Multi-principal element intermetallic compounds (MPEICs) have garnered significant attention as promising high-temperature structural materials owing to their unique atomic configurations and superior mechanical properties. Despite recent advances, the intrinsic solidification thermodynamics governing the formation of B2-structured MPEICs remains poorly understood, particularly under non-equilibrium conditions. This study presents a pioneering investigation into the rapid solidification pathways of B2-ordered (CoFeNi)₅₀Si₅₀ MPEICs under diverse non-equilibrium conditions.
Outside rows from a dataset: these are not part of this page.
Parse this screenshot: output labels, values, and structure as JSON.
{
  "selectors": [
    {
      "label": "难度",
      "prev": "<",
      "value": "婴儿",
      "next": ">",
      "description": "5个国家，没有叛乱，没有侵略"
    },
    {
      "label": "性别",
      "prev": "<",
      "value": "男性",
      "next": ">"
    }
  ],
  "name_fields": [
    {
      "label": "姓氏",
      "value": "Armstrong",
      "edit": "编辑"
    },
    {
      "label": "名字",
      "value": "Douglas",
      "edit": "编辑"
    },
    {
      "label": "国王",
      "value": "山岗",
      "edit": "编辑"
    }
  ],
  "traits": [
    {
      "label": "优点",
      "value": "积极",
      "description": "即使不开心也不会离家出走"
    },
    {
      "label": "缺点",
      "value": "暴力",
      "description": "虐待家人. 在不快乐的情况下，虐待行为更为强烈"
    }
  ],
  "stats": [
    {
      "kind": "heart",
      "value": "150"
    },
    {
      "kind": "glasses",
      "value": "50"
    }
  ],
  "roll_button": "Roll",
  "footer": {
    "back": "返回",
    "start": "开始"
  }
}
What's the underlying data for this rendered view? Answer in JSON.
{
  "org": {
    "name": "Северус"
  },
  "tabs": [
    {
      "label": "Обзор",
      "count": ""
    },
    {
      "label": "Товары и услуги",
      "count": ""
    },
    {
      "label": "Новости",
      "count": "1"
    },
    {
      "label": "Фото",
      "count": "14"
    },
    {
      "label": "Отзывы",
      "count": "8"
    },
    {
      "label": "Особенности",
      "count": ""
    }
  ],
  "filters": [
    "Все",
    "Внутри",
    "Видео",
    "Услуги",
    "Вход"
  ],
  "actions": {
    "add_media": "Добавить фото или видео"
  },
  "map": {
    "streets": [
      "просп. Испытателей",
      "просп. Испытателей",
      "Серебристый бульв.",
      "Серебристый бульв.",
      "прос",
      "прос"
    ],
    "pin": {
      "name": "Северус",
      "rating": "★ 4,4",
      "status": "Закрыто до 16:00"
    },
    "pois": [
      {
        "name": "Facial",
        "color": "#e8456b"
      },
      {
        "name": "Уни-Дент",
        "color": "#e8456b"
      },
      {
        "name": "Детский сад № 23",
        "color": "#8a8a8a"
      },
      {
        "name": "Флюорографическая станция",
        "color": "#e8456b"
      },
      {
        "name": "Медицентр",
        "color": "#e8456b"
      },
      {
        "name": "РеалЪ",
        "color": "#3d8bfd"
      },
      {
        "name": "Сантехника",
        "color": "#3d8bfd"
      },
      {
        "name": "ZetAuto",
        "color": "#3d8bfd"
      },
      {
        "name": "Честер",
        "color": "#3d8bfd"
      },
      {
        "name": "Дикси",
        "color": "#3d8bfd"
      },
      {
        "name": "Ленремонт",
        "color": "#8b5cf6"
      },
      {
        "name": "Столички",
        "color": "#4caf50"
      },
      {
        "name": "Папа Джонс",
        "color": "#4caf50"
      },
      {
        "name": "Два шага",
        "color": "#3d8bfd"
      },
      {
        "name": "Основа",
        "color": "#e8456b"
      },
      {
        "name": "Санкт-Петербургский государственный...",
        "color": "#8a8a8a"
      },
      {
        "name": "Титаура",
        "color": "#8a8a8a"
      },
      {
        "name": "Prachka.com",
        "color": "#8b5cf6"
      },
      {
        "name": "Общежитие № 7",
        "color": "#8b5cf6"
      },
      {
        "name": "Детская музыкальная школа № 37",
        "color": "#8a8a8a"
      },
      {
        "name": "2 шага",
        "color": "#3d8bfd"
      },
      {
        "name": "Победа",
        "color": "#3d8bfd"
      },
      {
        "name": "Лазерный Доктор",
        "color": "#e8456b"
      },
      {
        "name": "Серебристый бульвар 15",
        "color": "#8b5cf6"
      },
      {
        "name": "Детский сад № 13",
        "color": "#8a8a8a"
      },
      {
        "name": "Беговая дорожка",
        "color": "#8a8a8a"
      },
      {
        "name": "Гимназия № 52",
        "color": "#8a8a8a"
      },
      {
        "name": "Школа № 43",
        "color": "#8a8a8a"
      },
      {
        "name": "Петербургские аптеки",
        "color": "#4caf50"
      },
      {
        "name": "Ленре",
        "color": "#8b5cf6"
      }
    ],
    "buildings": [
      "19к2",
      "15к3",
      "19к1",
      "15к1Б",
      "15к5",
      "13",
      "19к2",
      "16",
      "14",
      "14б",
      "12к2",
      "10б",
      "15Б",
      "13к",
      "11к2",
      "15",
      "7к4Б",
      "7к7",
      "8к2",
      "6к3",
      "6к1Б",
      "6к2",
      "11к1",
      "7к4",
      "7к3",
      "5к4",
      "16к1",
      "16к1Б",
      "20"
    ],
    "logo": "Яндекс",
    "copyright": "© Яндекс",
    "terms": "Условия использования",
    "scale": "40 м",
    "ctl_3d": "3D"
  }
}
Importantly, the comprehensive experimental characterization and theoretical calculations have confirmed that the dendrite growth of the ordered B2 phase dominantly governs the solidification process, thereby clarifying the mechanisms of spontaneous grain refinement and performance enhancement. With increasing undercooling, the microstructure transformed from typically coarse dendrites to fully refined grains at medium undercooling, primarily attributed to dendrite fragmentation and remelting mechanisms. At high undercooling, stress-induced subgrain-assisted recrystallization became the dominant mechanism for partial grain refinement. The enhanced hardness has been demonstrated to be jointly influenced by two interdependent factors: metastability-driven grain refinement and the accumulation of internal stress. Collectively, this work provides the first comprehensive framework elucidating the intrinsic solidification mechanisms of B2-phase MPEICs, offering critical insights for tailoring microstructure-property relationships in advanced intermetallic systems.